Measures That Matter by Achieve and Education Trust sets out a “new set of basics” — standards, course requirements, curriculum and teacher support materials, aligned assessments, and an information/accountability system — that will prepare high school graduates for college and careers.
‘Open source’ testing could satisfy those who want local measures of achievement linked to national standards, writes Charles Barone in Education Week. He envisions a national data bank of test items based on the National Assessment of Educational Progress and the Program for International Student Assessment.
Over the course of one or two years, the panel would create a pool of test items that would be piloted and subjected to the usual analyses of psychometric rigor. The goal would be to move beyond multiple-choice items to short-answer, problem-solving, essay, and other formats.
States and districts could pick items from the bank to develop local assessments. But comparability would remain an issue, I think.

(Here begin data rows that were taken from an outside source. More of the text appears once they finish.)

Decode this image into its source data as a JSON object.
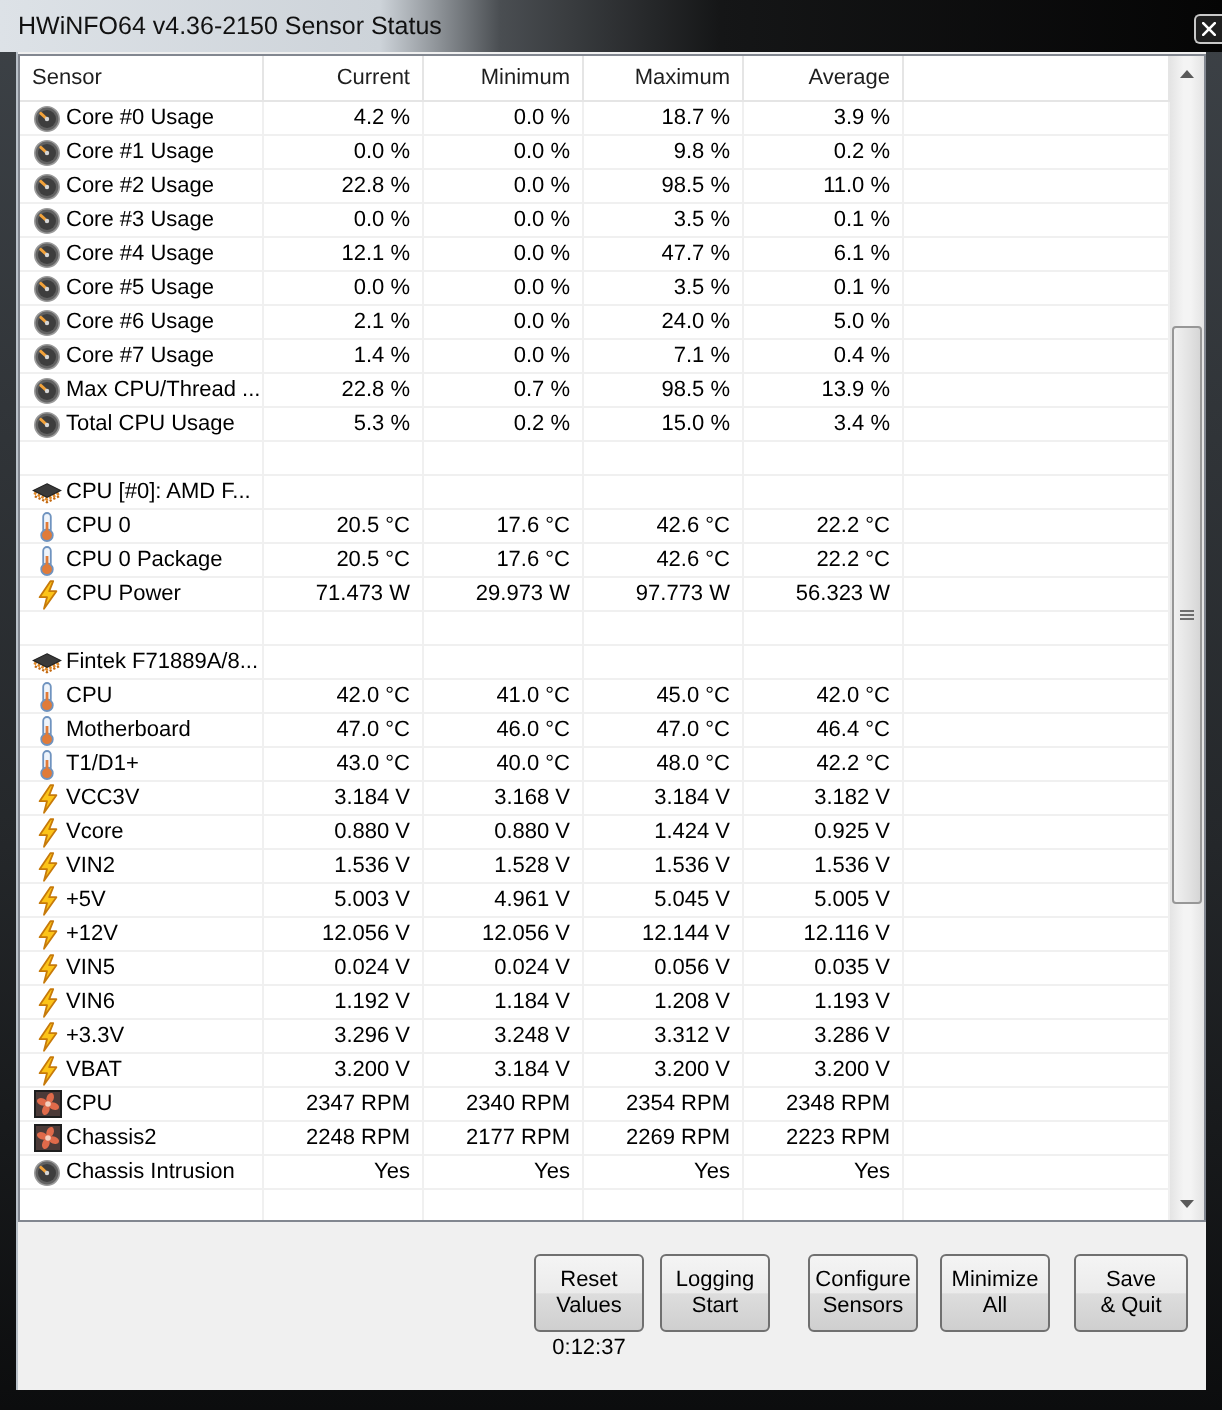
{
  "window": {
    "title": "HWiNFO64 v4.36-2150 Sensor Status"
  },
  "table": {
    "columns": [
      "Sensor",
      "Current",
      "Minimum",
      "Maximum",
      "Average"
    ],
    "rows": [
      {
        "kind": "gauge",
        "sensor": "Core #0 Usage",
        "current": "4.2 %",
        "minimum": "0.0 %",
        "maximum": "18.7 %",
        "average": "3.9 %"
      },
      {
        "kind": "gauge",
        "sensor": "Core #1 Usage",
        "current": "0.0 %",
        "minimum": "0.0 %",
        "maximum": "9.8 %",
        "average": "0.2 %"
      },
      {
        "kind": "gauge",
        "sensor": "Core #2 Usage",
        "current": "22.8 %",
        "minimum": "0.0 %",
        "maximum": "98.5 %",
        "average": "11.0 %"
      },
      {
        "kind": "gauge",
        "sensor": "Core #3 Usage",
        "current": "0.0 %",
        "minimum": "0.0 %",
        "maximum": "3.5 %",
        "average": "0.1 %"
      },
      {
        "kind": "gauge",
        "sensor": "Core #4 Usage",
        "current": "12.1 %",
        "minimum": "0.0 %",
        "maximum": "47.7 %",
        "average": "6.1 %"
      },
      {
        "kind": "gauge",
        "sensor": "Core #5 Usage",
        "current": "0.0 %",
        "minimum": "0.0 %",
        "maximum": "3.5 %",
        "average": "0.1 %"
      },
      {
        "kind": "gauge",
        "sensor": "Core #6 Usage",
        "current": "2.1 %",
        "minimum": "0.0 %",
        "maximum": "24.0 %",
        "average": "5.0 %"
      },
      {
        "kind": "gauge",
        "sensor": "Core #7 Usage",
        "current": "1.4 %",
        "minimum": "0.0 %",
        "maximum": "7.1 %",
        "average": "0.4 %"
      },
      {
        "kind": "gauge",
        "sensor": "Max CPU/Thread ...",
        "current": "22.8 %",
        "minimum": "0.7 %",
        "maximum": "98.5 %",
        "average": "13.9 %"
      },
      {
        "kind": "gauge",
        "sensor": "Total CPU Usage",
        "current": "5.3 %",
        "minimum": "0.2 %",
        "maximum": "15.0 %",
        "average": "3.4 %"
      },
      {
        "kind": "spacer"
      },
      {
        "kind": "device",
        "sensor": "CPU [#0]: AMD F..."
      },
      {
        "kind": "temperature",
        "sensor": "CPU 0",
        "current": "20.5 °C",
        "minimum": "17.6 °C",
        "maximum": "42.6 °C",
        "average": "22.2 °C"
      },
      {
        "kind": "temperature",
        "sensor": "CPU 0 Package",
        "current": "20.5 °C",
        "minimum": "17.6 °C",
        "maximum": "42.6 °C",
        "average": "22.2 °C"
      },
      {
        "kind": "electrical",
        "sensor": "CPU Power",
        "current": "71.473 W",
        "minimum": "29.973 W",
        "maximum": "97.773 W",
        "average": "56.323 W"
      },
      {
        "kind": "spacer"
      },
      {
        "kind": "device",
        "sensor": "Fintek F71889A/8..."
      },
      {
        "kind": "temperature",
        "sensor": "CPU",
        "current": "42.0 °C",
        "minimum": "41.0 °C",
        "maximum": "45.0 °C",
        "average": "42.0 °C"
      },
      {
        "kind": "temperature",
        "sensor": "Motherboard",
        "current": "47.0 °C",
        "minimum": "46.0 °C",
        "maximum": "47.0 °C",
        "average": "46.4 °C"
      },
      {
        "kind": "temperature",
        "sensor": "T1/D1+",
        "current": "43.0 °C",
        "minimum": "40.0 °C",
        "maximum": "48.0 °C",
        "average": "42.2 °C"
      },
      {
        "kind": "electrical",
        "sensor": "VCC3V",
        "current": "3.184 V",
        "minimum": "3.168 V",
        "maximum": "3.184 V",
        "average": "3.182 V"
      },
      {
        "kind": "electrical",
        "sensor": "Vcore",
        "current": "0.880 V",
        "minimum": "0.880 V",
        "maximum": "1.424 V",
        "average": "0.925 V"
      },
      {
        "kind": "electrical",
        "sensor": "VIN2",
        "current": "1.536 V",
        "minimum": "1.528 V",
        "maximum": "1.536 V",
        "average": "1.536 V"
      },
      {
        "kind": "electrical",
        "sensor": "+5V",
        "current": "5.003 V",
        "minimum": "4.961 V",
        "maximum": "5.045 V",
        "average": "5.005 V"
      },
      {
        "kind": "electrical",
        "sensor": "+12V",
        "current": "12.056 V",
        "minimum": "12.056 V",
        "maximum": "12.144 V",
        "average": "12.116 V"
      },
      {
        "kind": "electrical",
        "sensor": "VIN5",
        "current": "0.024 V",
        "minimum": "0.024 V",
        "maximum": "0.056 V",
        "average": "0.035 V"
      },
      {
        "kind": "electrical",
        "sensor": "VIN6",
        "current": "1.192 V",
        "minimum": "1.184 V",
        "maximum": "1.208 V",
        "average": "1.193 V"
      },
      {
        "kind": "electrical",
        "sensor": "+3.3V",
        "current": "3.296 V",
        "minimum": "3.248 V",
        "maximum": "3.312 V",
        "average": "3.286 V"
      },
      {
        "kind": "electrical",
        "sensor": "VBAT",
        "current": "3.200 V",
        "minimum": "3.184 V",
        "maximum": "3.200 V",
        "average": "3.200 V"
      },
      {
        "kind": "fan",
        "sensor": "CPU",
        "current": "2347 RPM",
        "minimum": "2340 RPM",
        "maximum": "2354 RPM",
        "average": "2348 RPM"
      },
      {
        "kind": "fan",
        "sensor": "Chassis2",
        "current": "2248 RPM",
        "minimum": "2177 RPM",
        "maximum": "2269 RPM",
        "average": "2223 RPM"
      },
      {
        "kind": "gauge",
        "sensor": "Chassis Intrusion",
        "current": "Yes",
        "minimum": "Yes",
        "maximum": "Yes",
        "average": "Yes"
      }
    ]
  },
  "footer": {
    "buttons": [
      "Reset\nValues",
      "Logging\nStart",
      "Configure\nSensors",
      "Minimize\nAll",
      "Save\n& Quit"
    ],
    "elapsed_time": "0:12:37"
  }
}
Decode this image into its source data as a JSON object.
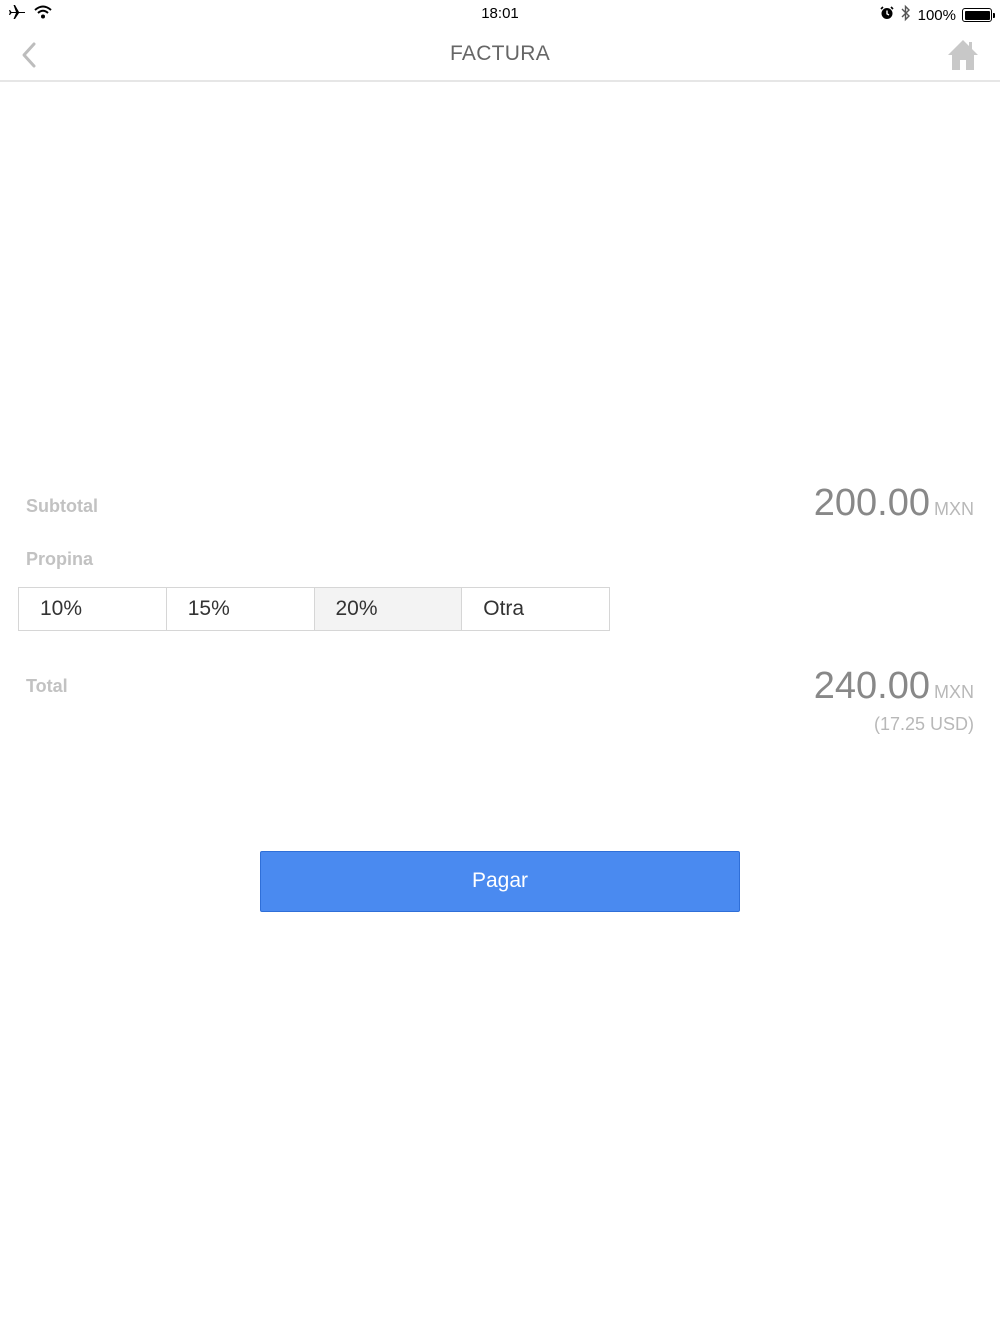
{
  "status_bar": {
    "time": "18:01",
    "battery_text": "100%",
    "battery_level": 1.0,
    "icons": [
      "airplane-icon",
      "wifi-icon",
      "alarm-icon",
      "bluetooth-icon",
      "battery-icon"
    ]
  },
  "nav": {
    "title": "FACTURA",
    "back_icon": "chevron-left-icon",
    "home_icon": "home-icon"
  },
  "subtotal": {
    "label": "Subtotal",
    "amount": "200.00",
    "currency": "MXN"
  },
  "tip": {
    "label": "Propina",
    "options": [
      "10%",
      "15%",
      "20%",
      "Otra"
    ],
    "selected_index": 2
  },
  "total": {
    "label": "Total",
    "amount": "240.00",
    "currency": "MXN",
    "converted": "(17.25 USD)"
  },
  "pay_button": {
    "label": "Pagar"
  },
  "colors": {
    "accent": "#4a8af0",
    "label_gray": "#c2c2c2",
    "amount_gray": "#888888",
    "selected_segment_bg": "#f3f3f3"
  }
}
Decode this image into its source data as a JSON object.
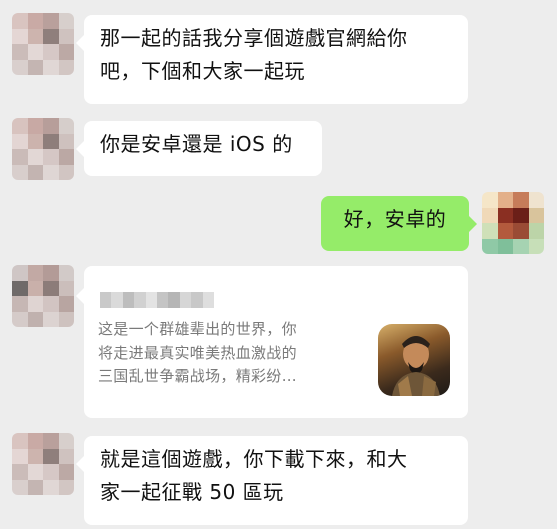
{
  "messages": [
    {
      "side": "left",
      "lines": [
        "那一起的話我分享個遊戲官網給你",
        "吧，下個和大家一起玩"
      ]
    },
    {
      "side": "left",
      "lines": [
        "你是安卓還是 iOS 的"
      ]
    },
    {
      "side": "right",
      "lines": [
        "好，安卓的"
      ]
    },
    {
      "side": "left",
      "type": "link-card",
      "description": [
        "这是一个群雄辈出的世界，你",
        "将走进最真实唯美热血激战的",
        "三国乱世争霸战场，精彩纷…"
      ]
    },
    {
      "side": "left",
      "lines": [
        "就是這個遊戲，你下載下來，和大",
        "家一起征戰 50 區玩"
      ]
    }
  ],
  "colors": {
    "background": "#ededed",
    "incoming_bubble": "#ffffff",
    "outgoing_bubble": "#95ec69",
    "link_description": "#7a7a7a"
  },
  "icons": [
    "blurred-avatar-icon",
    "game-thumbnail-icon"
  ]
}
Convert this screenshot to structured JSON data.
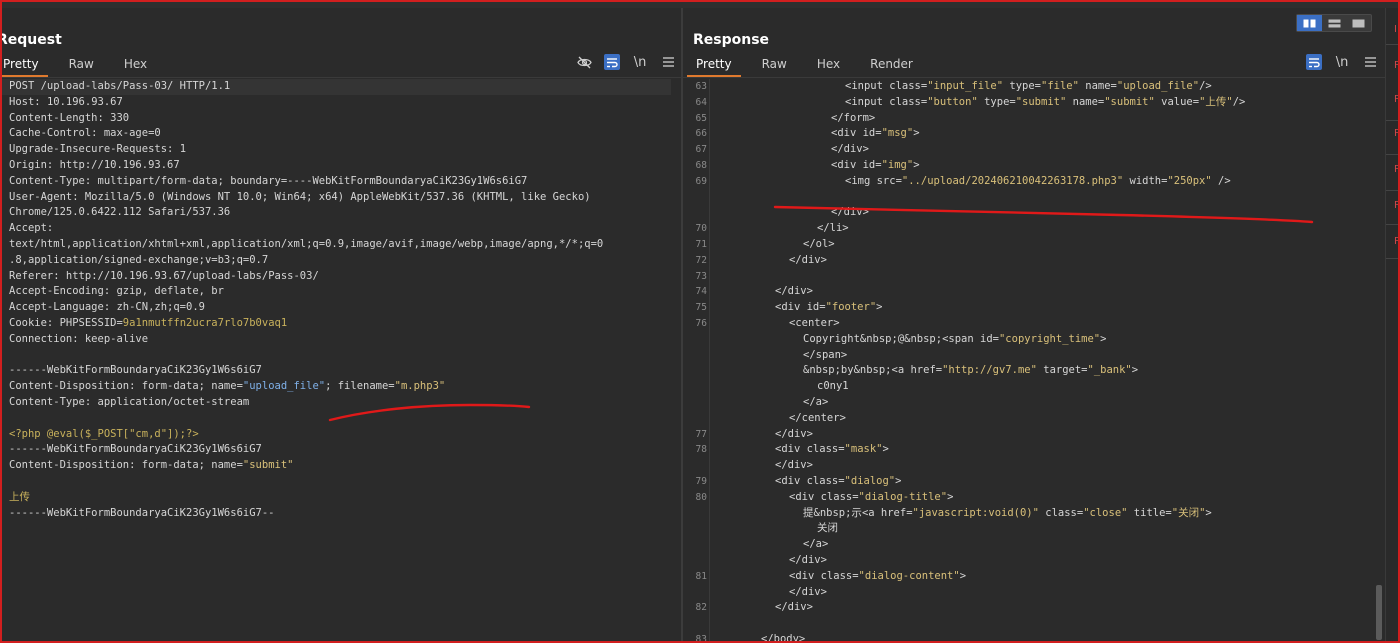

Computer-adaptive testing is gaining in popularity, reports Education Week. These tests respond to correct answers by asking harder questions; wrong answers prompt easier questions. Tests are shorter because high achievers don’t waste time with questions that are too easy and low achievers don’t face questions that are too hard. Teachers can pinpoint each student’s achievement level. And teachers get the results instantly, so they can use the information to adapt instruction.
Only Oregon uses computer-adaptive testing as its accountability test, though Utah is considering it.